= List of earthquakes in Slovenia =

This incomplete list lists earthquakes that had epicentres within the current borders of Slovenia or otherwise had a significant impact on Slovenia.

| Date | Epicenter | Mag. | Intensity | Deaths | Notes |
| 25 January 1348 | Furlania | 6.9 | X | 10,000 | Felt at a maximum intensity of VIII–IX in modern-day Slovenia. See 1348 Friuli earthquake |
| 26 March 1511 | Idrija | 6.9 | X | 3,000 | Felt as far as Switzerland and Slovakia, damaged buildings and fortifications as far as Italy, Croatia and Bosnia.
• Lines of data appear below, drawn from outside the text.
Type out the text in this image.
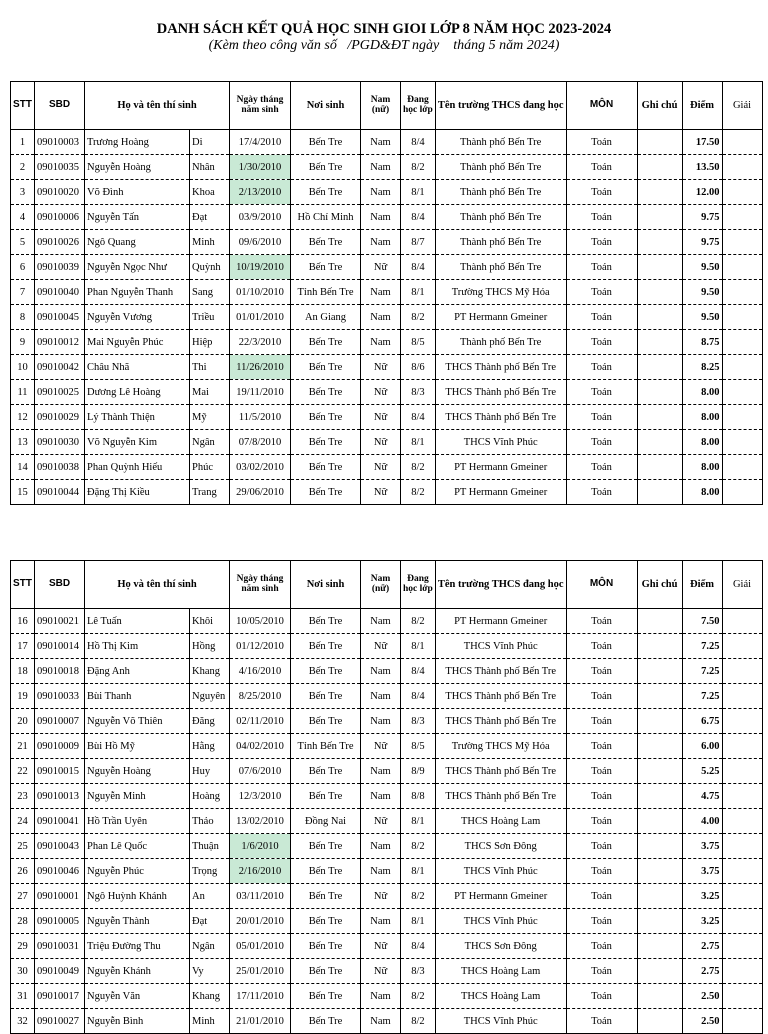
DANH SÁCH KẾT QUẢ HỌC SINH GIOI LỚP 8 NĂM HỌC 2023-2024
(Kèm theo công văn số   /PGD&ĐT ngày    tháng 5 năm 2024)
STT	SBD	Họ và tên thí sinh		Ngày tháng
năm sinh	Nơi sinh	Nam
(nữ)	Đang
học lớp	Tên trường THCS đang học	MÔN	Ghi chú	Điểm	Giải
1	09010003	Trương Hoàng	Di	17/4/2010	Bến Tre	Nam	8/4	Thành phố Bến Tre	Toán		17.50	
2	09010035	Nguyễn Hoàng	Nhân	1/30/2010	Bến Tre	Nam	8/2	Thành phố Bến Tre	Toán		13.50	
3	09010020	Võ Đình	Khoa	2/13/2010	Bến Tre	Nam	8/1	Thành phố Bến Tre	Toán		12.00	
4	09010006	Nguyễn Tấn	Đạt	03/9/2010	Hồ Chí Minh	Nam	8/4	Thành phố Bến Tre	Toán		9.75	
5	09010026	Ngô Quang	Minh	09/6/2010	Bến Tre	Nam	8/7	Thành phố Bến Tre	Toán		9.75	
6	09010039	Nguyễn Ngọc Như	Quỳnh	10/19/2010	Bến Tre	Nữ	8/4	Thành phố Bến Tre	Toán		9.50	
7	09010040	Phan Nguyễn Thanh	Sang	01/10/2010	Tỉnh Bến Tre	Nam	8/1	Trường THCS Mỹ Hóa	Toán		9.50	
8	09010045	Nguyễn Vương	Triều	01/01/2010	An Giang	Nam	8/2	PT Hermann Gmeiner	Toán		9.50	
9	09010012	Mai Nguyễn Phúc	Hiệp	22/3/2010	Bến Tre	Nam	8/5	Thành phố Bến Tre	Toán		8.75	
10	09010042	Châu Nhã	Thi	11/26/2010	Bến Tre	Nữ	8/6	THCS Thành phố Bến Tre	Toán		8.25	
11	09010025	Dương Lê Hoàng	Mai	19/11/2010	Bến Tre	Nữ	8/3	THCS Thành phố Bến Tre	Toán		8.00	
12	09010029	Lý Thành Thiện	Mỹ	11/5/2010	Bến Tre	Nữ	8/4	THCS Thành phố Bến Tre	Toán		8.00	
13	09010030	Võ Nguyễn Kim	Ngân	07/8/2010	Bến Tre	Nữ	8/1	THCS Vĩnh Phúc	Toán		8.00	
14	09010038	Phan Quỳnh Hiếu	Phúc	03/02/2010	Bến Tre	Nữ	8/2	PT Hermann Gmeiner	Toán		8.00	
15	09010044	Đặng Thị Kiều	Trang	29/06/2010	Bến Tre	Nữ	8/2	PT Hermann Gmeiner	Toán		8.00	
STT	SBD	Họ và tên thí sinh		Ngày tháng
năm sinh	Nơi sinh	Nam
(nữ)	Đang
học lớp	Tên trường THCS đang học	MÔN	Ghi chú	Điểm	Giải
16	09010021	Lê Tuấn	Khôi	10/05/2010	Bến Tre	Nam	8/2	PT Hermann Gmeiner	Toán		7.50	
17	09010014	Hồ Thị Kim	Hồng	01/12/2010	Bến Tre	Nữ	8/1	THCS Vĩnh Phúc	Toán		7.25	
18	09010018	Đặng Anh	Khang	4/16/2010	Bến Tre	Nam	8/4	THCS Thành phố Bến Tre	Toán		7.25	
19	09010033	Bùi Thanh	Nguyên	8/25/2010	Bến Tre	Nam	8/4	THCS Thành phố Bến Tre	Toán		7.25	
20	09010007	Nguyễn Võ Thiên	Đăng	02/11/2010	Bến Tre	Nam	8/3	THCS Thành phố Bến Tre	Toán		6.75	
21	09010009	Bùi Hồ Mỹ	Hằng	04/02/2010	Tỉnh Bến Tre	Nữ	8/5	Trường THCS Mỹ Hóa	Toán		6.00	
22	09010015	Nguyễn Hoàng	Huy	07/6/2010	Bến Tre	Nam	8/9	THCS Thành phố Bến Tre	Toán		5.25	
23	09010013	Nguyễn Minh	Hoàng	12/3/2010	Bến Tre	Nam	8/8	THCS Thành phố Bến Tre	Toán		4.75	
24	09010041	Hồ Trần Uyên	Thảo	13/02/2010	Đồng Nai	Nữ	8/1	THCS Hoàng Lam	Toán		4.00	
25	09010043	Phan Lê Quốc	Thuận	1/6/2010	Bến Tre	Nam	8/2	THCS Sơn Đông	Toán		3.75	
26	09010046	Nguyễn Phúc	Trọng	2/16/2010	Bến Tre	Nam	8/1	THCS Vĩnh Phúc	Toán		3.75	
27	09010001	Ngô Huỳnh Khánh	An	03/11/2010	Bến Tre	Nữ	8/2	PT Hermann Gmeiner	Toán		3.25	
28	09010005	Nguyễn Thành	Đạt	20/01/2010	Bến Tre	Nam	8/1	THCS Vĩnh Phúc	Toán		3.25	
29	09010031	Triệu Đường Thu	Ngân	05/01/2010	Bến Tre	Nữ	8/4	THCS Sơn Đông	Toán		2.75	
30	09010049	Nguyễn Khánh	Vy	25/01/2010	Bến Tre	Nữ	8/3	THCS Hoàng Lam	Toán		2.75	
31	09010017	Nguyễn Văn	Khang	17/11/2010	Bến Tre	Nam	8/2	THCS Hoàng Lam	Toán		2.50	
32	09010027	Nguyễn Bình	Minh	21/01/2010	Bến Tre	Nam	8/2	THCS Vĩnh Phúc	Toán		2.50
See 1511 Idrija earthquake |
| 11 February 1699 | Metlika | 5.0 | VIII |  | Caused significant damage in Croatia, including the destruction of the Medvedgrad and Veliki Kalnik fortresses and the Pauline monastery in Zagreb. |
| 14 April 1895 | Janče | 6.1 M_{L} | VIII–IX | 21 | The earthquake severely damaged 10 percent of Ljubljana's housing stock, and caused an architectural revival of the city. See 1895 Ljubljana earthquake |
| 29 January 1917 | Brežice | 5.7 | VIII |  |  |
| 31 January 1956 | Ilirska Bistrica | 5.1 | VII |  |  |
| 19 May 1963 | Litija | 4.9 | VII |  |  |
| 20 June 1974 | Kozje region | 5.1 | VII–VIII |  | About 5,300 buildings were damaged and around 1,000 had to be torn down. The earthquake was followed by rainfall, which aggravated landslides caused by the quake. |
| 6 May 1976 | Gemona, Italy | 6.5 | X |  | The epicentre was in Furlania, slightly outside Slovenia. Felt at EMS-98 intensity VIII–IX in Slovenia and followed by an intensity VIII aftershock in September. 990 people died from the earthquake, none of them in Slovenia. See 1976 Friuli earthquake |
| 16 July 1977 | Preddvor | 4.6 | VI–VII |  |  |
| 3 July 1982 | Savinja Valley | 3.9 | VI–VII |  | At a depth of 4 km (2.5 mi), the earthquake was very shallow and caused significant damage in Šempeter v Savinjski Dolini. |
| 22 May 1995 | Ilirska Bistrica | 4.7 | VI |  | Preceded by a deeper magnitude 4.4 foreshock. |
| 12 April 1998 | Krn–Lepena | 5.7 | VII-VIII |  | In upper Soča Valley. |
| 12 July 2004 | Golobar [sl] | 4.9 M_{L} | VI-VII |  | In upper Soča Valley. |
| 29 December 2020 | Petrinja (Croatia) | 6.4 | V–VI |  | Damage to facades, roofs, and chimneys from the southeastern towns of Krško and Brežice and the old town of Kostanjevica na Krki. See 2020 Petrinja earthquake |
Note: The inclusion criteria for adding events are based on WikiProject Earthquakes' notability guideline that was developed for stand alone articles. The principles described also apply to lists. In summary, only damaging, injurious, or deadly events should be recorded.